I lean back in the chair and stare at Haymitch, hoping he would say something and for a moment he just stares back and I can feel that he wants to speak but doesn't. Why doesn't he?

"I don't suppose they'll have some poison berries in the new arena?!" I say.

And there it is again. That look on his face like he's about to say something important. And this time he actually does.

"You know, you could get out of there alive. You've won once. You could do it again."

My heart sinks. I know... I know, I know, I know. If I really tried I could actually survive.

"We've talked about that, Haymitch. We're going to save Peeta," I sound more determined than I am at the moment, "You promised."

"I know, but I don't have to like it. Peeta is a nice guy but in the last Games he was just lucky. Any other girl from District 12 would have killed him. Even your precious sister Prim."

Prim. Good natured, lovely, little Prim. Would she have turned into a killer if it had been required of her? I would love to think she wouldn't have but I know better. I've been in the Games, for God's sake. At some point you just act on impulse or you're driven by the primal drive to live. I hate Haymitch for poisoning my mind with a thought like this. He just takes a sip from the bottle and keeps staring at me. I hope he goes blind from that stuff.

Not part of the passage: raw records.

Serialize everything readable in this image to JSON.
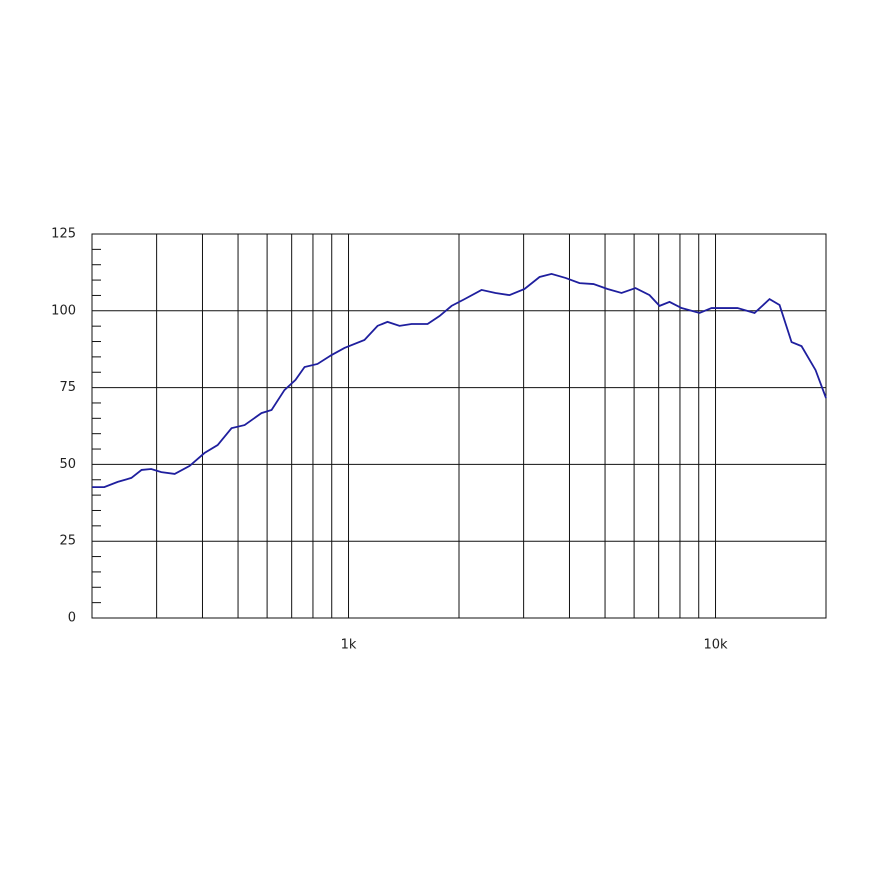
{
  "chart_data": {
    "type": "line",
    "x_scale": "log",
    "grid": true,
    "color": "#1f1f9e",
    "x": [
      200,
      216,
      235,
      256,
      273,
      290,
      309,
      336,
      369,
      405,
      440,
      480,
      521,
      579,
      617,
      669,
      717,
      759,
      823,
      899,
      975,
      1105,
      1200,
      1277,
      1377,
      1485,
      1642,
      1770,
      1909,
      2071,
      2304,
      2515,
      2747,
      3017,
      3315,
      3574,
      3902,
      4261,
      4651,
      5079,
      5545,
      6053,
      6609,
      7039,
      7494,
      8080,
      9046,
      9752,
      11480,
      12776,
      14034,
      14944,
      16114,
      17154,
      18733,
      20000
    ],
    "values": [
      42.6,
      42.6,
      44.3,
      45.6,
      48.2,
      48.5,
      47.5,
      46.9,
      49.5,
      53.7,
      56.3,
      61.8,
      62.8,
      66.7,
      67.7,
      74.2,
      77.5,
      81.7,
      82.7,
      85.6,
      87.9,
      90.5,
      95.1,
      96.4,
      95.1,
      95.7,
      95.7,
      98.3,
      101.6,
      103.8,
      106.8,
      105.8,
      105.1,
      107.1,
      111.0,
      112.0,
      110.7,
      109.0,
      108.7,
      107.1,
      105.8,
      107.4,
      105.1,
      101.6,
      102.9,
      100.9,
      99.3,
      100.9,
      100.9,
      99.3,
      103.8,
      101.9,
      89.8,
      88.5,
      80.7,
      71.6
    ],
    "xlim": [
      200,
      20000
    ],
    "xticks": [
      {
        "value": 1000,
        "label": "1k"
      },
      {
        "value": 10000,
        "label": "10k"
      }
    ],
    "xgrid": [
      300,
      400,
      500,
      600,
      700,
      800,
      900,
      2000,
      3000,
      4000,
      5000,
      6000,
      7000,
      8000,
      9000
    ],
    "ylim": [
      0,
      125
    ],
    "yticks": [
      0,
      25,
      50,
      75,
      100,
      125
    ],
    "yminor": [
      5,
      10,
      15,
      20,
      30,
      35,
      40,
      45,
      55,
      60,
      65,
      70,
      80,
      85,
      90,
      95,
      105,
      110,
      115,
      120
    ]
  }
}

No, of course I don't actually hope that. But I don't even make an effort to reply. My mind was made up. I would do anything that I can so Peter will be the sole victor of the 75th Hunger Games. Suddenly Haymitch stands of from his chair and staggers across the room to his bedroom door. That is his way of saying: We're done for tonight. Go home. Usually no further words are exchanged but this time he turns around once more.

"You know, sweetheart. Part of me is still hoping you'll change your mind."

"I won't," I say. But I am not as convinced any more.

"Pity. Among all of them you're the company that is the least annoying."